The example with furniture placement in an empty room is also very interesting. You could describe the kind of couch you want and where you want it and it will throw you decent options.
But say I want the purple one in the middle of the room that it gave me as an option, but rotated a little bit. It would generate a completely new purple couch. Maybe it will even look pretty similar but not exactly the same.
See what I mean?
If you pay attention to all the corgi examples, the sofa texture changes in each of them, and it synthesizes shadows in the right orientation - that's what it's trained to do. The first one actually does give you the impression of weight. And if you look at "A bowl of soup that looks like a monster knitted out of wool" the bowl is clearly weighing down. I bet if the picture had a more fluffy sofa you would indeed see the corgi making an indent on it, as it will have learned that from its training set.
Of course there will be limits to how much you can edit, but then nothing stops you from pulling that into Photoshop for extra fine adjustments of your own. This is far from a 'cool trick' and many of those images would take hours for a human to reproduce, especially with complex textures like the Teddy Bear ones. And note how they also have consistent specular reflections in all the glass materials.
My issue is that it appears to not be possible to explain what the AI is doing at all. If you could, you'd be able to actually control the output. And talking about how the model is trained is interesting but not an answer.
Of course there is a superimposing step, that just means it adds its layer on top of the photo you provide. That's all it means and that's literally what it is doing, that's all I tried to say, heh.
> If you pay attention to all the corgi examples, the sofa texture changes in each of them
Yes, exactly!
> This is far from a 'cool trick' and many of those images would take hours for a human to reproduce
OK, fair enough.
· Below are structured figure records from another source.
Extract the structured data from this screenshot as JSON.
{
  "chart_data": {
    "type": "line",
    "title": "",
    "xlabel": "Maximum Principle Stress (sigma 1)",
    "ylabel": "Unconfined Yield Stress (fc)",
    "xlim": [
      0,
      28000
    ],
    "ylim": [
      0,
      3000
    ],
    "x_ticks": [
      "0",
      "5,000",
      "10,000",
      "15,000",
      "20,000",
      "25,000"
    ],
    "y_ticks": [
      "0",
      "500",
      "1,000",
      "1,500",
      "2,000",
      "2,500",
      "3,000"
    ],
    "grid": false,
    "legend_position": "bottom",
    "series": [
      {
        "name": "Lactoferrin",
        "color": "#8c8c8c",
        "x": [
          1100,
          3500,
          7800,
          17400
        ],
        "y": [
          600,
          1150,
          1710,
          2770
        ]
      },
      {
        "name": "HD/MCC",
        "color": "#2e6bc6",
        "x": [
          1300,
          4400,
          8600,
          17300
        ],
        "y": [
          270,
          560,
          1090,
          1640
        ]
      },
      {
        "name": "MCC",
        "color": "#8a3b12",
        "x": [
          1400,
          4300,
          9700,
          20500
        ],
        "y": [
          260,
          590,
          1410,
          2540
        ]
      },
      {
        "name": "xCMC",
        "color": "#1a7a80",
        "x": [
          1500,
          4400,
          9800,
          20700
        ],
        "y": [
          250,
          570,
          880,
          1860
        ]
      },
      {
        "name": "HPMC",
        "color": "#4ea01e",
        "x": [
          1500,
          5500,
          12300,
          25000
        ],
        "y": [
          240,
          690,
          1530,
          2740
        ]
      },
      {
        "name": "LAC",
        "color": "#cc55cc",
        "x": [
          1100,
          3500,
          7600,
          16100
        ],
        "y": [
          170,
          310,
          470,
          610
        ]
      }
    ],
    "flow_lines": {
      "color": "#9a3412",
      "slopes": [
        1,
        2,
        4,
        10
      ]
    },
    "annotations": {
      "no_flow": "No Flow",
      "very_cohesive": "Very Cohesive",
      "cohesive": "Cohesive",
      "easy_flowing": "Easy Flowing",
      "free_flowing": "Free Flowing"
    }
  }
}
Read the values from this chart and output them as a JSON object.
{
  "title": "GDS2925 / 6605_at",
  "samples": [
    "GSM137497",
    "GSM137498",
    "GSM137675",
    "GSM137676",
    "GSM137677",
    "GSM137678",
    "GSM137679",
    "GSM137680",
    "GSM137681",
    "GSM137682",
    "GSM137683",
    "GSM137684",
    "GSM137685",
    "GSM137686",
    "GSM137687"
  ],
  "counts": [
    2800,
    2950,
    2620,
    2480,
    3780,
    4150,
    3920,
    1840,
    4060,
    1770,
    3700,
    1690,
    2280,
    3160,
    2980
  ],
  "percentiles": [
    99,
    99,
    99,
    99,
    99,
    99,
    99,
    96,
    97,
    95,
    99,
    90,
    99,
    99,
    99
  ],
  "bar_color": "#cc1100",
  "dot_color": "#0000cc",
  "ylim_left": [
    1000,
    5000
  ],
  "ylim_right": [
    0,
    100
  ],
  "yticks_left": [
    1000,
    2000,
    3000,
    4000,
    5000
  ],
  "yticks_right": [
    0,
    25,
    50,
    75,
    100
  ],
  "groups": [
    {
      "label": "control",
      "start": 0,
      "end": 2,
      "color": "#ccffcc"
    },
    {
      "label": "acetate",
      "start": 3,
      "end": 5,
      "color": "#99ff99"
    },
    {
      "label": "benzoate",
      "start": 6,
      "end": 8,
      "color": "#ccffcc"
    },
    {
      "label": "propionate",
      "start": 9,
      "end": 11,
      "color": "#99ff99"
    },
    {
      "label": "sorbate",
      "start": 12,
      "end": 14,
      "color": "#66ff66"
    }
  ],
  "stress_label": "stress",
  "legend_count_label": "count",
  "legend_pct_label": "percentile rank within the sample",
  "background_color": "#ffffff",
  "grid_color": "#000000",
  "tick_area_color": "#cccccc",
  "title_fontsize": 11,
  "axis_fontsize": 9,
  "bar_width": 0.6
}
I'll try to be more clear:
It is very cool and not a trick and the results are fantastic if you got out exactly what you wanted. Amazing time saver. And if not? Right now this is totally hit or miss.
It would also take hours for a human to reproduce a Vermeer and this no doubt has those in its training set and would style-transfer unto a corgi instantly. Certainly faster than Vermeer himself could do it.
But Vermeer could explain how he came up with the style, his techniques, choices, 'etc.
It reads like the advance here is that it will usually synthesize something that looks great but not always the thing that you want. With no recourse.